— A través del rabillo del ojo
André Dubois no era un hombre curioso por naturaleza.
Era metódico.
Preciso.
Confiaba más en los expedientes que en los sentimientos, más en los hechos que en las intuiciones.
Pero había algo que no cuadraba.
Su hija, que durante meses había vivido encerrada en su propio silencio, ahora reía.
Comía.
Canturreaba.
Y cada vez que escuchaba pasos en los pasillos, preguntaba:
—¿Es Amalia?
Eso… eso tocó un punto en André que llevaba años sellado con cemento emocional.
Así que decidió investigar.
A su manera.
Una tarde, cuando Clara programó otra sesión “supervisada” con la niña, André apareció sin anunciarse en la antesala de la sala de juegos. Llevaba una carpeta gruesa bajo el brazo y un vaso de café humeante.
—Solo estaré aquí leyendo —declaró, sin mirar a nadie.
Clara levantó una ceja, pero no discutió.
Amalia, en cambio, sintió que el estómago se le encogía.
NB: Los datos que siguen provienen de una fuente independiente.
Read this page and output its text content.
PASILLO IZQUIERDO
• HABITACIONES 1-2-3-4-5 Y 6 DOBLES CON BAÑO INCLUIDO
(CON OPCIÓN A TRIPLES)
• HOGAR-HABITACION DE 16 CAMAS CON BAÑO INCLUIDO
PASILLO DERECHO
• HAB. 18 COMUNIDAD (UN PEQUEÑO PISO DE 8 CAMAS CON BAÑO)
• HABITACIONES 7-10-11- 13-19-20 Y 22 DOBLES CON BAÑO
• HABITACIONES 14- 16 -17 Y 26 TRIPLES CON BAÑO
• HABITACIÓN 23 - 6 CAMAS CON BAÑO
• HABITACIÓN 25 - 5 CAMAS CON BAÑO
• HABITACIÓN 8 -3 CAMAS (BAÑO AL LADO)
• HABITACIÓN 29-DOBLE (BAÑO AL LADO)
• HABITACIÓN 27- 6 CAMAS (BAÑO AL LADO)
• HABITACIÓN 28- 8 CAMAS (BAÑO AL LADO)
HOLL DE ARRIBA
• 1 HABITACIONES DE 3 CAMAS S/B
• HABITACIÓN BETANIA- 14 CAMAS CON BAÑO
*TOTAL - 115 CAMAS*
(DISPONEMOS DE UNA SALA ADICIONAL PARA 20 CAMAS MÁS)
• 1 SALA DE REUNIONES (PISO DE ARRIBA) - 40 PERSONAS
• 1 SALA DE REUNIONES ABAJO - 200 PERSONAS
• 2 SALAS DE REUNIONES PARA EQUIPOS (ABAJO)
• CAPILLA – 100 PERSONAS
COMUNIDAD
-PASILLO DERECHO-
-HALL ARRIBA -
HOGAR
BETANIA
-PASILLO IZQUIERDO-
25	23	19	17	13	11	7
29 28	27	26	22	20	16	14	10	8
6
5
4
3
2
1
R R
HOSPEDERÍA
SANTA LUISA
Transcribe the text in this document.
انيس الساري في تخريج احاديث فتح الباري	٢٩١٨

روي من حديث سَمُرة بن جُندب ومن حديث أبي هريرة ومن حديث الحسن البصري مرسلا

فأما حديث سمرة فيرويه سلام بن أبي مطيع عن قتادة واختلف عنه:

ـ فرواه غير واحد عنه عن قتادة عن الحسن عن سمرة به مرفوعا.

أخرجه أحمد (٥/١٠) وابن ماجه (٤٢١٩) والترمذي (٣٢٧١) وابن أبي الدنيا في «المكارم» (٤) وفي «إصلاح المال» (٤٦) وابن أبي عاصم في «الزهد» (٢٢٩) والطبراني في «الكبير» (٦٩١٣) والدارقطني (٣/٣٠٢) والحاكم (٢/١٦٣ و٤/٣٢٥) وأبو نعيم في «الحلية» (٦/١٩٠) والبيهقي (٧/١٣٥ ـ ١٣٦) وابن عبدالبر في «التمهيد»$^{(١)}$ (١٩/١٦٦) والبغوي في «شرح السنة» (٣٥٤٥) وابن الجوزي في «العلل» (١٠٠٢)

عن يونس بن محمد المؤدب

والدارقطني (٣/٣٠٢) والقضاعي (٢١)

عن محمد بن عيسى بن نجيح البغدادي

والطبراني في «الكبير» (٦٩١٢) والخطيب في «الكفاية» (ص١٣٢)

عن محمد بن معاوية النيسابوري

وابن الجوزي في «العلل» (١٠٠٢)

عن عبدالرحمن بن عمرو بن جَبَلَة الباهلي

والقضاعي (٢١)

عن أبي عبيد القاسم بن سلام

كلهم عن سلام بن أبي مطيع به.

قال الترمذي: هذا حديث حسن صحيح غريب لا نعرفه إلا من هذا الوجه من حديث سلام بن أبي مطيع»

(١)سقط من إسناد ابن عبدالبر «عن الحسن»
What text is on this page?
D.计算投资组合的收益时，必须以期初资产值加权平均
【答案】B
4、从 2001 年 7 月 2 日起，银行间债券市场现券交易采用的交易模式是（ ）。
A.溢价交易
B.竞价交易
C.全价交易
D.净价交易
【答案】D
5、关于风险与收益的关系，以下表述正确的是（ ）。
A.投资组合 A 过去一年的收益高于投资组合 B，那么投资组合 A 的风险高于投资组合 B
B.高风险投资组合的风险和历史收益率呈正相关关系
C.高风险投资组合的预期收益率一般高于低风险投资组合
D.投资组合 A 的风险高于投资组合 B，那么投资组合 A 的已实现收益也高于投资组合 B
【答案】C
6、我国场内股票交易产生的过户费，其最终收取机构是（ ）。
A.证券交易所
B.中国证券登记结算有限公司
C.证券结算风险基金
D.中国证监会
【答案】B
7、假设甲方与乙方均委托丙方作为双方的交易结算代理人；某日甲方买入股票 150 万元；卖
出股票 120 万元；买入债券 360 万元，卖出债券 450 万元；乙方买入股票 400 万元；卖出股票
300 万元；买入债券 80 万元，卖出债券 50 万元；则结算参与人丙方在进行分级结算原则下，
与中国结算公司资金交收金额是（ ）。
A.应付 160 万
Cada vez que él estaba cerca, su cuerpo recordaba el juicio, la condena, el fuego que no recordaba haber causado.
Respiró hondo.
Era por Abigail.
Todo era por ella.
La niña, sin importarle la tensión del ambiente, corrió hacia Amalia con una energía que desbordaba alegría.
—¡Mira, Ami! —susurró con orgullo—. Hoy quiero hacer el castillo de gelatina MÁS ALTO DEL UNIVERSO.
Amalia rió suavemente.
—¿Más alto que la mansión?
—¡Sí!
—¿Más alto que tu Papá?
Abigail la miró como si Amalia hubiera dicho algo absurdo.
—Obvio. ¡Mi papá es bajito!
Detrás del expediente, André arqueó una ceja.
No estaba seguro de si la niña había insultado su estatura o su autoridad.
Amalia y Abigail se instalaron en la alfombra. Tenían moldes, cucharitas, frutas y una bandeja llena de gelatina firme. La niña hablaba sin parar, entusiasmada, y Amalia escuchaba con la misma dulzura que una madre escucharía a un bebé hablar por primera vez.
André abrió su expediente.
No leyó una línea.
Por el rabillo del ojo, observaba.
Observaba cómo la niña reía con todo el cuerpo cuando Amalia hacía voces graciosas.
Cómo Amalia inclinaba ligeramente la cabeza cuando Abigail se frustraba.
Cómo la ayudaba a cortar fruta con paciencia infinita.
Cómo la miraba.
No con lástima.
No con obligación.
Con amor.
Un amor tan puro que parecía imposible de fingir.
A André le dio un vuelco el estómago.
No entendía.
No era lógico.
No tenía sentido.
La mujer frente a él era la misma que, según el expediente, había quemado un apartamento con su propio bebé dentro.
La misma que la justicia había marcado como inestable.
La misma que él había jurado mantener lejos de lo más precioso que tenía en el mundo.
Pero esa mujer estaba allí, con su hija en el regazo, enseñándole a cortar fresas como si fuera un tesoro precioso.
Y Abigail brillaba.
Brillaba como si hubiera encontrado una estrella personal.
—¡Papá! —gritó la niña de pronto—. ¡Mira lo que hicimos!
Él levantó la vista, lentamente.
El castillo de gelatina estaba torcido, frágil, brillante, y claramente a punto de colapsar.
—Es… alto —dijo, sin saber qué otra cosa comentar.
Abigail sonrió desdentadamente.
—Ami me dijo que puedo hacer todo lo que quiera si lo intento diez veces.
André miró a Amalia.
Ella lo sostuvo apenas un segundo, con respeto, con distancia… y con algo que parecía pedir permiso solo con existir.
—Le dije —aclaró— que a veces las cosas se rompen, pero eso no significa que sean menos lindas.
André cerró el expediente.
Por primera vez en mucho tiempo, no supo qué pensar.
Porque por el rabillo del ojo…
había visto algo que no encajaba en su versión del mundo.
Un rayo de luz donde él solo esperaba sombras.